Stenography is very big on numbers when you’re in court reporting school.  What speed are you in (number)?  What was your percentage rate on that test (number)?  How long have you been in school (number)?  How much do you pay for steno school (crazy number!)?  And once you become a professional, you get a whole new set of numbers!  What’s your page rate (number)?  How long have you been a reporter (number)?  How big is your dictionary (number)?   How fast did the speaker get today (number)?  What was your untranslate percentage (number)?

Steno by Number

I want to tackle just a few of those numbers.

Untranslate Rate (measured by CAT software) – That’s the percentage rate CAT steno software gives you for things you stroke that are not defined in your dictionary.  BUT…the steno software isn’t saying the translated words are correct – what you were supposed to write – just that it’s a word.  An untranslate does the same damage as a wrong word, so why bother even having that percentage displayed?  What I’d rather see…though artificial intelligence isn’t there yet…is a “Correct in Context Rate.”  That would define the percentage of strokes you had that were both in the dictionary AND probably correct, based on the context of the sentence.  Again, impossible with today’s technology, but…a man can dream!

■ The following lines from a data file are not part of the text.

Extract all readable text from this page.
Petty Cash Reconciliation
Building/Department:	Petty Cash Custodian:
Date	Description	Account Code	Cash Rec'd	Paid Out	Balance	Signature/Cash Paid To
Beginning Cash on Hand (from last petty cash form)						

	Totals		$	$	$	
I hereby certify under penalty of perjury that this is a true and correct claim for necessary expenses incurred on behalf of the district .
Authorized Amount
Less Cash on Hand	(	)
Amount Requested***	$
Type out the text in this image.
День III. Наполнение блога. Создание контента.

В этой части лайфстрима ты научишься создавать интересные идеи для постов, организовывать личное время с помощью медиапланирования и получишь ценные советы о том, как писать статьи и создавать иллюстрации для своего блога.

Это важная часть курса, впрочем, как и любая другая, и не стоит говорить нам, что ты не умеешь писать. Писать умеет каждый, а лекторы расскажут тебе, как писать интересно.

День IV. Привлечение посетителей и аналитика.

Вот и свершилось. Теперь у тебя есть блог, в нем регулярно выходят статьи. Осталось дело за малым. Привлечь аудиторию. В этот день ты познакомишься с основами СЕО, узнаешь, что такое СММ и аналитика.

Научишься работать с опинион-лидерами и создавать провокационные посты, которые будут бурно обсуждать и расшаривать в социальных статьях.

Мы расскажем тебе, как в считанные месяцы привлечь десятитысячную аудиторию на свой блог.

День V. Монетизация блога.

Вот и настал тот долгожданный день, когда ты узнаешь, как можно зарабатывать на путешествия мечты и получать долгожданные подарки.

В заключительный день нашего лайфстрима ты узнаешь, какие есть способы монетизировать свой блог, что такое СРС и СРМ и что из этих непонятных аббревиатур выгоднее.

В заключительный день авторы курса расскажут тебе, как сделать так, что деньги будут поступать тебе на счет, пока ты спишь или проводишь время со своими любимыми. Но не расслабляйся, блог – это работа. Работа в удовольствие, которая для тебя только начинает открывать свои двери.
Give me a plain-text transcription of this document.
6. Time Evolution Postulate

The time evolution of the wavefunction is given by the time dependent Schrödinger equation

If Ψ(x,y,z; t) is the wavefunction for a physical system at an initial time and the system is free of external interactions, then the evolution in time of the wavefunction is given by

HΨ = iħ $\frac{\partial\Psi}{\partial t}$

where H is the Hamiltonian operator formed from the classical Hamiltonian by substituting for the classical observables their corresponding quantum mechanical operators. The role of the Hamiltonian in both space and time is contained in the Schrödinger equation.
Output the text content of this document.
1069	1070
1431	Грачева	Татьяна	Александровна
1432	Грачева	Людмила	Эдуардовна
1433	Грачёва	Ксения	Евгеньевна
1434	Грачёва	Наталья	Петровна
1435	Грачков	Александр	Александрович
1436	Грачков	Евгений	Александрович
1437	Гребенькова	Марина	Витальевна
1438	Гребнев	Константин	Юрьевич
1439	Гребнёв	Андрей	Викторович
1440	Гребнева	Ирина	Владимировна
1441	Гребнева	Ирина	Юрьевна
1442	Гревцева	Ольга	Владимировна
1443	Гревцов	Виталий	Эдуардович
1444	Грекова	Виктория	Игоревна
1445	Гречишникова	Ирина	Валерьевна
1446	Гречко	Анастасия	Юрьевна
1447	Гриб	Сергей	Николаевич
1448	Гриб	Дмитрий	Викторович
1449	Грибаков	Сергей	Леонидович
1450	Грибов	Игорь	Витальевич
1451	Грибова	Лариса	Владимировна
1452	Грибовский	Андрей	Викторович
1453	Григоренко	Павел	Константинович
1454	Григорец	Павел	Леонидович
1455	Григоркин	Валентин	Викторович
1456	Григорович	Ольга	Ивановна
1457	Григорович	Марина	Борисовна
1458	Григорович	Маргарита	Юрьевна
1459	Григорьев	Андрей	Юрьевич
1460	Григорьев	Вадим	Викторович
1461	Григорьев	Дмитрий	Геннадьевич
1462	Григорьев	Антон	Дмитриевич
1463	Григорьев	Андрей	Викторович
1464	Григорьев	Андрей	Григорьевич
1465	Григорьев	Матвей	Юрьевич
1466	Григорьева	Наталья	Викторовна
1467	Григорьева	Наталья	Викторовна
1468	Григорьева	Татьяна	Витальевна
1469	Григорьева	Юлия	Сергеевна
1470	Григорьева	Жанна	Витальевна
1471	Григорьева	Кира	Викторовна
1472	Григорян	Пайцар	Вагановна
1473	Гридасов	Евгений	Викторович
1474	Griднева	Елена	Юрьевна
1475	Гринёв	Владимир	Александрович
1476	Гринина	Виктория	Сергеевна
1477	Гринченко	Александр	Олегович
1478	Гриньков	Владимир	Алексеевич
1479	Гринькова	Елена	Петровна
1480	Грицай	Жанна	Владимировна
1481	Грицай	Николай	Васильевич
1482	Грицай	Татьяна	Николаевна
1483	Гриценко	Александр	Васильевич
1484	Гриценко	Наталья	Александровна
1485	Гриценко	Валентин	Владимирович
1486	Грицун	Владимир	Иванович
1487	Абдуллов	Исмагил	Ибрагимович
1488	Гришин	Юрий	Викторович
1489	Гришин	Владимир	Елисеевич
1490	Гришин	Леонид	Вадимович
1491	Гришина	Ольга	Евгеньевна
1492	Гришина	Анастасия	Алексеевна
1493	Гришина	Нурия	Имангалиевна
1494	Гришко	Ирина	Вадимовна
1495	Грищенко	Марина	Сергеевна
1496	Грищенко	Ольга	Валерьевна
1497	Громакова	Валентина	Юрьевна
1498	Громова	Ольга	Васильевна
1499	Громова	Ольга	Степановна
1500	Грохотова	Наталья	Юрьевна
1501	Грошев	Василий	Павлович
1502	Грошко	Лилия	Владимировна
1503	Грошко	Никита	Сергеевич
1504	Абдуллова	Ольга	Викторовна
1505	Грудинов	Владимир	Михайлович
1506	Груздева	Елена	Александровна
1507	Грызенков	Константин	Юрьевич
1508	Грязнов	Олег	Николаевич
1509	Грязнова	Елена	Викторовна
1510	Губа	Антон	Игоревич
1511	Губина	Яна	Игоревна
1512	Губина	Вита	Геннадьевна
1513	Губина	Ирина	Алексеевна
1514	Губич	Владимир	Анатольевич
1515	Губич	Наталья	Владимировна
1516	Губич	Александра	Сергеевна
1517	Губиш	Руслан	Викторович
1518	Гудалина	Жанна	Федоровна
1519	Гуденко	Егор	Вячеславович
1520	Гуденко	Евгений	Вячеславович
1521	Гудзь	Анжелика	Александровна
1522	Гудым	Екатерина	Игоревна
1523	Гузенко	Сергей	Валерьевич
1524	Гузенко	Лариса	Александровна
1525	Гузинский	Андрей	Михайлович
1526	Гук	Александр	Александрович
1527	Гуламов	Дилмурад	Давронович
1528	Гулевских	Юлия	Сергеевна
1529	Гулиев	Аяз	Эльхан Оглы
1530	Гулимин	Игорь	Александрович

Speed (measured by CAT software) – We’ve all seen posts from reporters – “My CAT software said I was writing 340 today.  And I was doing that for like 3 hours!”  Well…no…you weren’t 🙂  CAT software checks the speed based on a VERY small section of time – seconds, not minutes.  So let’s say you write “Ladies and gentlemen of the jury” in one stroke.  The steno software says you just wrote 6 words in about 1 second, which means, congrats!, you’re now writing 360 words a minute.  So that speed measurement is based on a burst of speed, not a long period of time.  I bet if you took a 3-hour deposition, you’d average 140 words per minute if you factored in all the dead time.

“My Speed” – I understand that we need to determine your goal steno speed – we need to know how hard to push.  That said, the very best students don’t think about speed in terms of a number, they think about speed in terms of writing better.  Stan Sakai is the perfect example.  To paraphrase him, “I never knew what speed I wrote.  I only knew I wanted to get faster and more accurate.  That’s how I measured myself.”  His goal was not 225.  His goal was “As good as I can get.”  Imagine if you could let that number go – how freeing it would be!